Making internal time representation integer in units of nanoseconds.

btasdelen commented 1 year ago

Motivation: My observation is one of the most bug prone part of the code base is where we deal with floating point operations on time. This is already discussed in several places: #114 and https://github.com/pulseq/pulseq/issues/25. In summary, due to the finite (and variable) floating point precision, every floating point operation is prone to errors. However, this is a no issue for many operations, as the precision is much more than needed. This is the case for gradient and RF waveforms.

However, unlike waveforms, time vectors are not bounded, they may need to represent very little fractions (less than a microsecond) and very large numbers (hours, days?) as a single variable. Floating point is not designed for this, as it loses precision as the number itself is getting large.

This is where the fixed-point representation comes in. Luck for us, we can just use nanoseconds as the time unit, this way we can store it as a 64-bit signed integer, which should both give us a physically meaningful unit for the representation, while providing a 1ns of fine step size and ability to represent very large numbers without lose of precision. 64-bit signed integer gives us more than 290 years in range, so it should be fine.

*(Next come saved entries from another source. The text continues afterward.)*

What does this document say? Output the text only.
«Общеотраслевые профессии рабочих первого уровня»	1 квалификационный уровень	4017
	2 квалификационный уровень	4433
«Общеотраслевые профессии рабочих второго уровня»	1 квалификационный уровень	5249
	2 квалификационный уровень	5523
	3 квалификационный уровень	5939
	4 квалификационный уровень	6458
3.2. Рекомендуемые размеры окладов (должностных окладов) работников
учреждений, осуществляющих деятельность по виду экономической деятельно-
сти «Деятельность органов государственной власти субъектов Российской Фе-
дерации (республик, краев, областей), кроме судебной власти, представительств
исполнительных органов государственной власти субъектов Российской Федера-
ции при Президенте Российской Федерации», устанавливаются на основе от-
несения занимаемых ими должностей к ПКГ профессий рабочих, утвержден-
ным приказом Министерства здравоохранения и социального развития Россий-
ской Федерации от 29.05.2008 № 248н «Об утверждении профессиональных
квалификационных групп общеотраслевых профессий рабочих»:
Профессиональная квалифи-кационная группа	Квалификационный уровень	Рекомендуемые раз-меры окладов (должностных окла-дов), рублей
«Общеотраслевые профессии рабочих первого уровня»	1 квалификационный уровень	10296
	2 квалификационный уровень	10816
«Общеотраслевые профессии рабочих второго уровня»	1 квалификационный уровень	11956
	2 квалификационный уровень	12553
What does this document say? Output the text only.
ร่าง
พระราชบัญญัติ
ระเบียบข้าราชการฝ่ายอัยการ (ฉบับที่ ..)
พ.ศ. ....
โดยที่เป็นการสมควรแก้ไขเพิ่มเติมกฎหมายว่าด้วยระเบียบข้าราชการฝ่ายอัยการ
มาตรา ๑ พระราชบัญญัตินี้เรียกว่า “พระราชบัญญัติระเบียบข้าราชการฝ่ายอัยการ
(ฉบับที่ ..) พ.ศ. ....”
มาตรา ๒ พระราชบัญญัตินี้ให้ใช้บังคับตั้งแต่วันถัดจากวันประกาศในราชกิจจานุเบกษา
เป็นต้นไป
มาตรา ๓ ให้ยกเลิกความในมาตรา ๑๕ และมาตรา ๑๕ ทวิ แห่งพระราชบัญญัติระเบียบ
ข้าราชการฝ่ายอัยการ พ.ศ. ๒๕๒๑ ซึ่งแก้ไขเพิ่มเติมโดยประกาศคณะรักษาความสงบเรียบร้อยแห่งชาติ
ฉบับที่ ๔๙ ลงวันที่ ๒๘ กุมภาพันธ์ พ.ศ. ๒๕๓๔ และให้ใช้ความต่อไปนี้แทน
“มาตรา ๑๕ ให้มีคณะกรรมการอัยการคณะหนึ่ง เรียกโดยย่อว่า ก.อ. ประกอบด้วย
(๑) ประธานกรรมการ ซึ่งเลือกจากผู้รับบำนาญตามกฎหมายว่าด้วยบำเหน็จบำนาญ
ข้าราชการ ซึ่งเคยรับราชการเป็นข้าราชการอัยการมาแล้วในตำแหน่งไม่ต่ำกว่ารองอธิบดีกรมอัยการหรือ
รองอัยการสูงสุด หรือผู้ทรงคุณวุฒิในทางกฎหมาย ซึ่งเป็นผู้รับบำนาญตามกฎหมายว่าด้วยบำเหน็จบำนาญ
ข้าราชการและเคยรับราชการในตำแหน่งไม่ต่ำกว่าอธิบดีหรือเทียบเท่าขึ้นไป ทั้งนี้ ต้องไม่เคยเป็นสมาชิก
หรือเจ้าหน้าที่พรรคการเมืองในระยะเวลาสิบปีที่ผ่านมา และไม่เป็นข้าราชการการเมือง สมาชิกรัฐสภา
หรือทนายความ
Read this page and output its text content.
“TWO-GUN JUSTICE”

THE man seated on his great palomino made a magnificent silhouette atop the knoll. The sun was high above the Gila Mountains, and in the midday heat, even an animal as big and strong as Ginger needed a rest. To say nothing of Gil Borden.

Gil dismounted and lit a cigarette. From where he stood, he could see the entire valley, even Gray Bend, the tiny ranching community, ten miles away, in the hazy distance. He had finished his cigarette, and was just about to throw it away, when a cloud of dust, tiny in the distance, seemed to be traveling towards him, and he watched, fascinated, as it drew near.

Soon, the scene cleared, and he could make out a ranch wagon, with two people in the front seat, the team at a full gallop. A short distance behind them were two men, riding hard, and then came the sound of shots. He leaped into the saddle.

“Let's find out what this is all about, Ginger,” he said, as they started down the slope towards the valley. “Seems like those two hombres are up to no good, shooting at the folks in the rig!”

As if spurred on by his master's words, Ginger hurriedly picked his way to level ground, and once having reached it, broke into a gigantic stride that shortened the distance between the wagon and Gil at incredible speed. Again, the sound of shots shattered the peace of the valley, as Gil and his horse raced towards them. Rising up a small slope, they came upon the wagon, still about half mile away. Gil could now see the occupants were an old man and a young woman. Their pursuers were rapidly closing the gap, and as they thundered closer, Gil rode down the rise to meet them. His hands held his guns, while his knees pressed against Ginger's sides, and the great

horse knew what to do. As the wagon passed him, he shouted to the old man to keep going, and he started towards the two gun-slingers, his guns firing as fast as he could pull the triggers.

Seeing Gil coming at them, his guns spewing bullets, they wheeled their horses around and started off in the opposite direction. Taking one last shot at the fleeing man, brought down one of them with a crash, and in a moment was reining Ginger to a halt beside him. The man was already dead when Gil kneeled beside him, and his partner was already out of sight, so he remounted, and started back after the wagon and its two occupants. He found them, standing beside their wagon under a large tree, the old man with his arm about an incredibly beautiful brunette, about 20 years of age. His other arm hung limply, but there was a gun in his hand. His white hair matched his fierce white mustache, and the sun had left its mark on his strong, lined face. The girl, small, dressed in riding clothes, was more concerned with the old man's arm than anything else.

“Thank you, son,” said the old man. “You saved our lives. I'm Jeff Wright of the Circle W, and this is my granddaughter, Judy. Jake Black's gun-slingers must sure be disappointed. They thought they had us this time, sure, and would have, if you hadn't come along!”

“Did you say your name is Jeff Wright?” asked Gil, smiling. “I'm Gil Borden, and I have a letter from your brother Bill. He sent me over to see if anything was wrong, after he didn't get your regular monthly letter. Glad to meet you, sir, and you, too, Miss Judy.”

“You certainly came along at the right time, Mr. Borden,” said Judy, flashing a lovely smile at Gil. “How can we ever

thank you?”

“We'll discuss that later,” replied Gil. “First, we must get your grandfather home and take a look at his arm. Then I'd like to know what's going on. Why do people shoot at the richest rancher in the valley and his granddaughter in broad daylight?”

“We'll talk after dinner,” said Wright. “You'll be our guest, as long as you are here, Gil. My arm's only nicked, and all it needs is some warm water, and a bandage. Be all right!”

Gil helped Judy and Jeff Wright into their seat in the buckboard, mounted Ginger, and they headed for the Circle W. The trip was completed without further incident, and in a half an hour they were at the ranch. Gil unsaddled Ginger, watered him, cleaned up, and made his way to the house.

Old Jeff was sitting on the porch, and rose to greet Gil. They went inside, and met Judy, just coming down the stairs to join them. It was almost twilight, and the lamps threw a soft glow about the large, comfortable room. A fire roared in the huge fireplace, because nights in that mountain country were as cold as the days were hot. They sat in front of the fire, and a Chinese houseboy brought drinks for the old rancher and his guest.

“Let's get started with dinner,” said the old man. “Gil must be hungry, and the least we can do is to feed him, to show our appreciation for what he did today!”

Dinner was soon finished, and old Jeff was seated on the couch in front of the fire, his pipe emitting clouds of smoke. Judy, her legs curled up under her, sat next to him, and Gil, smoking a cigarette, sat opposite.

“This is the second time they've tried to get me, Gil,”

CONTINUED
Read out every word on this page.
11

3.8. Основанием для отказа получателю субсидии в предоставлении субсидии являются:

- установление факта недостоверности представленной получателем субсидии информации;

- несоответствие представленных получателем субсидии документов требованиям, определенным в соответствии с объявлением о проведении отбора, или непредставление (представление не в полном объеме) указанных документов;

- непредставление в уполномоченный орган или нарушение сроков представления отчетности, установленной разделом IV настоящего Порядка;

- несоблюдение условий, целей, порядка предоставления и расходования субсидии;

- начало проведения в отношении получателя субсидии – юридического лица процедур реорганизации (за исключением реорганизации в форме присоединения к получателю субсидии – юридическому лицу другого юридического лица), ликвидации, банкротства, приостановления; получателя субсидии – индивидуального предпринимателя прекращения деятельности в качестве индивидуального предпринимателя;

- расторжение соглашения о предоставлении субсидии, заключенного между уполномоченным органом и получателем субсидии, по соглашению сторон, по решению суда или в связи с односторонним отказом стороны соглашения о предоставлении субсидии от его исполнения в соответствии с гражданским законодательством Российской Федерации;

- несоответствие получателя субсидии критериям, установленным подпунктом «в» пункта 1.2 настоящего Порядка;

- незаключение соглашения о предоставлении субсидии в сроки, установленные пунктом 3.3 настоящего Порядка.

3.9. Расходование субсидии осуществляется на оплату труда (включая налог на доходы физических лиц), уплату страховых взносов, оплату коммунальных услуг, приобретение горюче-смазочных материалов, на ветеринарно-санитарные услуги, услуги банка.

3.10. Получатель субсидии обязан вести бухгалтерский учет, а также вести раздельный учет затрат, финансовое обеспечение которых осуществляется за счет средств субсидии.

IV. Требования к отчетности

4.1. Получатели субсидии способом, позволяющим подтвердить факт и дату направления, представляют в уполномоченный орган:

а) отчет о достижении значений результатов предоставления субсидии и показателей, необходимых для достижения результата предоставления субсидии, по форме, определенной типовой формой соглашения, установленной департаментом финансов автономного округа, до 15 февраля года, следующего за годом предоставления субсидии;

Aim of this PR: Before committing to the idea and spending too much time on it, I modified a small part of the waveforms_and_times() to show-case how a potential migration would look like. There are many moving parts that need to be taken care of, so it would make more sense to migrate it over time, while making sure everything works correctly. Note that, this commit still stores the time as a float, because making it integer requires me to change the data types. If this plan makes sense to people, I can start to apply the changes under this PR.

FrankZijlstra commented 1 year ago

I think one thing to be aware of is that you can still incur floating point errors with rounding operations while migrating. That is, with floats you have issues like a+b == a and a+b+c != a+(b+c). With rounding this can still occur: np.rint(a+b) == np.rint(a) because the floating point error happens before the rounding, and np.rint(a+b+c) != np.rint(a+(b+c)) if the error happens exactly on the rounding point. Of course this second case is orders of magnitudes less likely to happen, but that may mean you introduce very rare, obscure bugs. It is possible that because most of these numbers are rounded on their respective raster times, that some of this is already avoided...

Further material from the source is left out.